Read this before deciding who to bank with.
When you open a bank account, you're making a big decision. You'll probably interact with this account dozens of times per month, as it most likely will be where your paycheck is deposited and where you get cash and pay bills from. That's why it's so important to make sure you pick the right bank.
That's easier said than done, though, as there are tons of different financial institutions out there that each offer their own bank accounts with their own pros and cons. To help make it easier for you to decide, finance expert Dave Ramsey urges you to consider focusing specifically on two key issues.
Here's what Dave Ramsey says are the most important things to think about when picking a bank
In the guide to choosing a bank on the Ramsey Solutions blog, Ramsey lists many different things that can differentiate one bank account from another including:
- The different kinds of accounts on offer, such as checking, savings, and money market accounts
- The interest rate you're paid on money you put in the bank
- The fees you are charged by the bank, including minimum balance charges
- How many ATMs and branches there are so you can easily access your money without having to pay a fee for using a different bank's ATM
- How easy it is to work with the bank
- The customer service
- The bank's security
Focusing on all of these things can be overwhelming, though. That's why he also offers some guidance to simplify your decision. "The two things you really need to narrow down when choosing a bank are 1) what kind of bank you want, and 2) the features that matter the most to you," the Ramsey Solutions blog states.
How to focus on these two factors
Ramsey is right that the kind of bank matters, because this can narrow down which financial institutions you're willing to work with. You have three major choices for this type of bank, including a traditional bank, an online bank, or a credit union.
"With a traditional bank, you can choose a big, national bank or a smaller, community option," Ramsey said. "Honestly, there’s no upside to the massive name-brand bank unless you enjoy being treated like a nameless, faceless account number. On the other hand, a smaller community bank will often give you great customer service, and you get to know the people who are handling your money."
Online banks, on the other hand, are a newer alternative which Ramsey warns comes with little human interaction -- although online banks tend to offer lower fees since they have less overhead.
Finally, credit unions are member-owned nonprofits so they tend to be more focused on customer service and offer other perks such as paying you a higher interest rate on your money.
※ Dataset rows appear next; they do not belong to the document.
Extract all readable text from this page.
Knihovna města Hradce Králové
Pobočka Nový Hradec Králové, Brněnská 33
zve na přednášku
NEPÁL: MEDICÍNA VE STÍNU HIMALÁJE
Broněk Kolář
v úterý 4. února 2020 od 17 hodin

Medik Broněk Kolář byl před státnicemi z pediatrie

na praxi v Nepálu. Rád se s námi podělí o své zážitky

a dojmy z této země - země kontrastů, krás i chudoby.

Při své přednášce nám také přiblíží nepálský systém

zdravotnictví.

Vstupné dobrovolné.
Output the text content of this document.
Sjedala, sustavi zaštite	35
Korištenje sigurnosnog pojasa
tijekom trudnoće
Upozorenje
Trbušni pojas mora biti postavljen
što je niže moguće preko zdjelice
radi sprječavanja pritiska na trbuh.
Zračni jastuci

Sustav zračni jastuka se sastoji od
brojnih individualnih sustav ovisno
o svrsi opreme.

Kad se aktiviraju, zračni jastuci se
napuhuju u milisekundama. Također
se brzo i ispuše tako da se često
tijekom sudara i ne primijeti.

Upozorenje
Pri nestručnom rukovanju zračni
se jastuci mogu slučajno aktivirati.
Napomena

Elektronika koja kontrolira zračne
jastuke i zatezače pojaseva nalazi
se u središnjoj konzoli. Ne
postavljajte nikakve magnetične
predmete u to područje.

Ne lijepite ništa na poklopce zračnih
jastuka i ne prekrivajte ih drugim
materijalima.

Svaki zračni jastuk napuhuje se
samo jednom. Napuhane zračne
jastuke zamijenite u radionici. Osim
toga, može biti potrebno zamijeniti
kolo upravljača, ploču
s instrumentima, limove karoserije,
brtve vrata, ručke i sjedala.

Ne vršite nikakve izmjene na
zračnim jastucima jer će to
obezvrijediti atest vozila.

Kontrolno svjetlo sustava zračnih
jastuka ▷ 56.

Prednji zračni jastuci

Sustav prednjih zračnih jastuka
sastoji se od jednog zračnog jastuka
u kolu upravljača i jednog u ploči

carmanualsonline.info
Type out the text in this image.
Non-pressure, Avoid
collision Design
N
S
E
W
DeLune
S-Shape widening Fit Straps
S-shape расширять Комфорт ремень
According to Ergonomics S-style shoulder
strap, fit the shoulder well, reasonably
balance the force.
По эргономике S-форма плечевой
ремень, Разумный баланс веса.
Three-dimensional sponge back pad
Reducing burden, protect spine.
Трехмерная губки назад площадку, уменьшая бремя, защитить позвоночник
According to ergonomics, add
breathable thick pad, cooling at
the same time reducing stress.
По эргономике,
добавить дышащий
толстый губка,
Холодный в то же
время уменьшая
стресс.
But, as Ramsey points out, you need to be a member to join one and there may be fewer ATMs for you to use without fees.
Once you've chosen the kind of bank you want, you can decide what other key things are most important from Ramsey's initial list. For example, you may feel minimizing fees is your absolute top priority so you don't waste money. Or, you may care more about the interest rate you're offered or fee-free ATM access.
After deciding which of these criteria will most affect your happiness with your financial institution, you can pick the perfect online bank, traditional bank, or credit union by comparing that feature first. This way, you should end up with a bank you're happy with over the long haul.